It feels like months since I last wrote in here. I miss this.
A lot has happened. I swear, none of it my fault. Well, kinda. I am proud of myself, because in my darkest moments, I never thought of the blade again. I told you I was done with that. I told myself I am done with that. But, I did something worse.
I disconnected myself from e v e r y t h i n g.
I was cold. So cold. To friends. To Sam. To my brother. To myself. I didn’t care about going to school without looking at myself in the mirror to check if I had bags under my eyes, or if I had bad breath. I didn’t care if I had breakfast… or lunch. I was consuming myself with work. Work. And more work. Applying for another job because I couldn’t just stay home and do nothing.
And that kept going for weeks. Sam noticed it. He didn’t call me yesterday. Or today. He thinks he had enough of my mood swings and the girl I am now, she’s not the “kind and gentle” girl he fell in love with. Was that love? Really? Humiliating me in front of your friends, that is love? Lying to my parents face, was that love? Showing me off like I am some trophy, was that love? I said I forgive you. But you expected me to forget. I’m sorry but I can’t do that. I can’t pretend. And you get pissed off because of that. I hate you for that. Because I don’t know what’s happening next. That’s why I hid my feelings and I hid my heart from you and from everyone.
I had to be selfish. Hurt you before you hurt me.
This relationship is toxic. You even said it. End it. Because I don’t want you to tell your friends I broke up with you again. Make this decision. Be a man and do something for yourself! Gosh, Sam. But this isn’t only about you. This is not for you. My life is not yours. You have no idea what I feel, how I think, or what I will do. So, shut the fuck up.
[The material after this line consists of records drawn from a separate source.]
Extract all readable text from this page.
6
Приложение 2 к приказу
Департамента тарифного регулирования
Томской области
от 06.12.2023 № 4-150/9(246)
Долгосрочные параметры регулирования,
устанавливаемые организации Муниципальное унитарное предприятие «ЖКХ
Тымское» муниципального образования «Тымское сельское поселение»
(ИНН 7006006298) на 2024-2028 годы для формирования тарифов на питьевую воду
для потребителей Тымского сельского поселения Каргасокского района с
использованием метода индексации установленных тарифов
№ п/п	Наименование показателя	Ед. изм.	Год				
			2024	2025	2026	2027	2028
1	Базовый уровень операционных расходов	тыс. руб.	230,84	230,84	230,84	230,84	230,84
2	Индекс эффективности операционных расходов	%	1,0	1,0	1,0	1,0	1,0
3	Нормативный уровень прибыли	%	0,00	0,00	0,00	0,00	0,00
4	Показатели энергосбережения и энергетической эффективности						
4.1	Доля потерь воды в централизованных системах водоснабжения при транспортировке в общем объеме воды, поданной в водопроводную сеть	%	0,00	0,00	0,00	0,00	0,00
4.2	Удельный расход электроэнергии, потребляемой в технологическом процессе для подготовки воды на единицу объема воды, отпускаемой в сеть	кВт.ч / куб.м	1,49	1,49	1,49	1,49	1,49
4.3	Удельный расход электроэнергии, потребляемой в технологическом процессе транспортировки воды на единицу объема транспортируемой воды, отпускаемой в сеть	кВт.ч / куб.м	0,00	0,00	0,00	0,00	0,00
I hate crying. That will never change. My parents know everything. And they’ve been so supportive. They said “We don’t think you’re crazy, that’s why we are not gonna lock you up.” They said that if I needed to clear my thoughts or I was feeling bad,to tell them immediately, so we can go to the beach for a walk. If I had nightmares, I could go and sleep with them. If I felt the need to harm myself, to let them know, so they can be at my side all the time. And watch a movie. I deserve to be happy and lucky. Well, not luck. But blessed. I deserve that. I deserve love. And friends. And family. And honesty.
Life is great for me now. I wouldn’t say happy. But good for now. My mom listens to me. I can now learn to love myself. My dad bought me a Cherokee. We have to fix it, though. And that will cost me a loot of money ha ha. A Jeep Cherokee Sport from 96.
I got a gift from the library, for checking out so many books I now get $25 gift card for Barnes and Noble. I give her a list of my options and they get them for me the next week.
Guys, free books!
For English class, we had a class assignment about writing a horror story. I got creative and I put lots of detail. The students and my teacher loved it so much that it is going to get published in a school book of the best papers from English class. I say that’s pretty cool. That’s the first time I get critic for my writing and it turned out to be great. Now, I can’t stop w r i t i n g.
More than a lot.
Over the top obsessed.
And… my parents are cool with that. I think.